Specimen House, Ole Anderson
Pryor & Trischman Coffee Shop

Left: Specimen House, as purchased by Anna &  George Trischman.  Leroy Anderson Collection.

Right: Pryor & Trischman store in 1917. The addition on the left was basically a mirror image of the original store.  YNP #199718-78

 Around 1923, they jointly operated a delicatessen with George Whittaker at the new "free auto camp" at lower Mammoth. In 1925 they purchased Whittaker's share on the auto camp operation and added a cafeteria to the operation a few years later.  The business was expanded again in 1924 when the women established a small lunch stand at the Devil's Kitchen on the Mammoth Terraces, calling it the Devil's Kitchenette. 

The Devil’s Kitchen was the deep and narrow cavern of an extinct hot spring. Ladders were built into the vertical cave as early as 1881, and may have been explored with ropes even earlier.  It has been said that entering it made one feel as if descending into the depths of the underworld. It was a very popular tourist attraction until closed by the NPS in 1939

 Left: The Devil's Kitchen, undated stereoview.

 Right: Devil's Kitchenette, operated from 1924-1937

Devil's Kitchen
Devil's Kitchenette
Pryor Coffee Shop
Cafeteria Mammoth Auto Camp

Above Left: Park Curio Shop, ca1940, Kropp postcard 13978N

Above Right: Cafeteria at the Mammoth Auto Camp, 1939.  YNP #185327-414

The Business Expands . . .

In 1932 the women branched out and purchased all of George Whittaker's Yellowstone Park Store operations at Mammoth and Canyon.  His holdings included an interest in the service station business and general stores at both locations.  They now held a monopoly on the store business in the northern portion of the park, with the exception of the Haynes Photo Shops.  Charles Hamilton remained in control of the stores in the southern portion of the park. 
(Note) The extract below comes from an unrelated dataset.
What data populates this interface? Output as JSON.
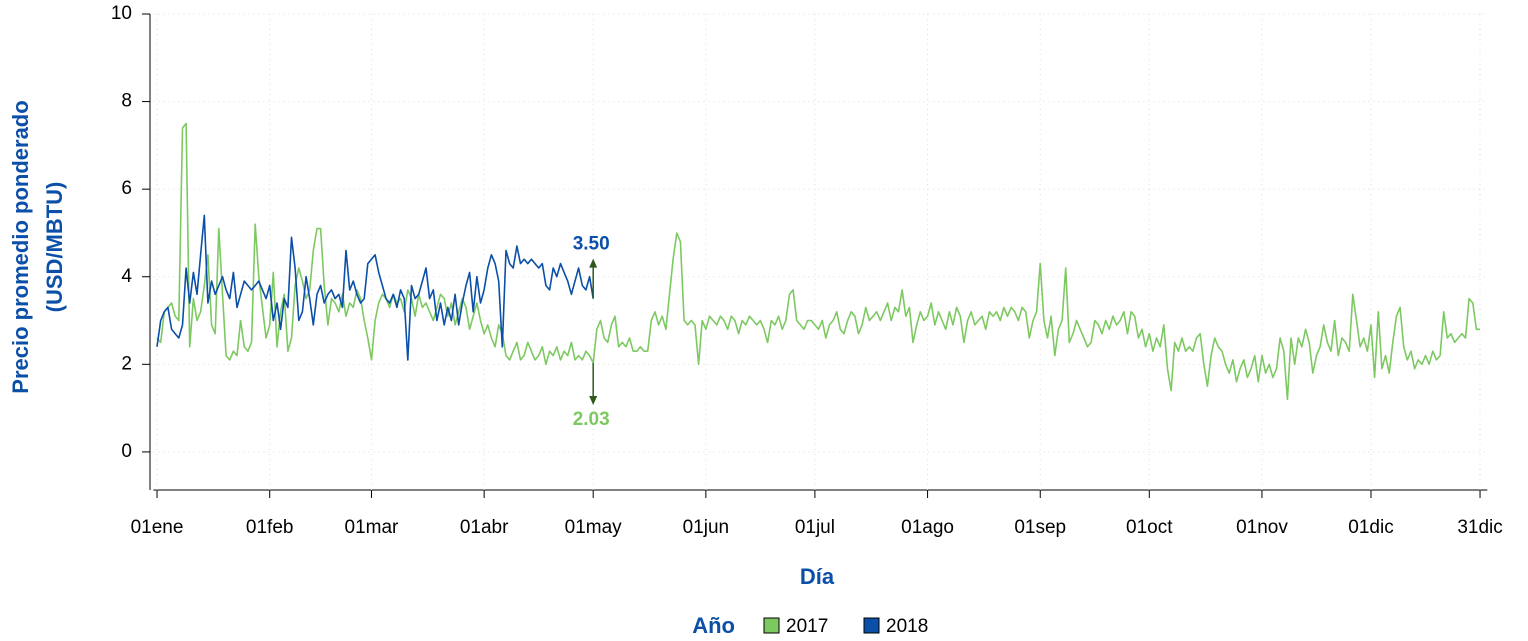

The Pryor & Trischman stores incorporated in 1946 and became known as Pryor Stores, Inc.  Anna Pryor held a 2/3 interest in the business, while her sister owned the other third.  Formed on October 1, Pryor was President and Trischman Secretary. 

Pryor Store at Canyon
Pryor Store Gas Station Canyon

Above Left: Canyon General Store, 1940s. YNP #47-84

Above Right: Canyon Service Station, 1940s.  YNP #47-834

Pryor Stores paper pennant
Pryor Stores paper pennant
Park Curio Shop advertising card
Park Stores decal

Time for retirement . . .

Six years later, after 45 years in business, the women decided to retire and sold out to Charles Hamilton in 1953 for $333,000. According to an insurance audit in September 1950, the Pryor Stores’ property at Mammoth consisted of the Park Curio Shop itself, with a single-story garage and warehouse located behind it, and the general store, service station and single-story employee dormitory located at the rear. Also at Mammoth were the general store, gas station, cafeteria, and dormitory facilities at the Mammoth Auto Camp. The Canyon properties consisted of the single-story general store and gas station, which housed the post office, soda fountain, residence, storage, and a two-story dormitory building located nearby. The women ended up with a profit of just over $100,000 and retired to their home in Los Angeles.

Elizabeth Trischman - Anna Pryor

Elizabeth Trishman (left) & Anna Pryor (right) at their home in Los Angeles, 1950s, YNP #122107

Anna Pryor died in Los Angeles in 1973 at age 89, and Elizabeth Trischman followed in 1984 at age 98.

The Canyon store and gas station were torn down in the early '60s as part of the Mission 66 plan to create a new Canyon Village.  The Pryor Coffee Shop at Mammoth was razed in 1984, supposedly due to potential health and safety concerns.  The General Store at Mammoth was run by Hamilton Stores until the end of 2002,when Delaware North won the competitive bid process and took over operation of the park stores.  The current Mammoth store is the only remaining building in the park from the Pryor & Trischman operation.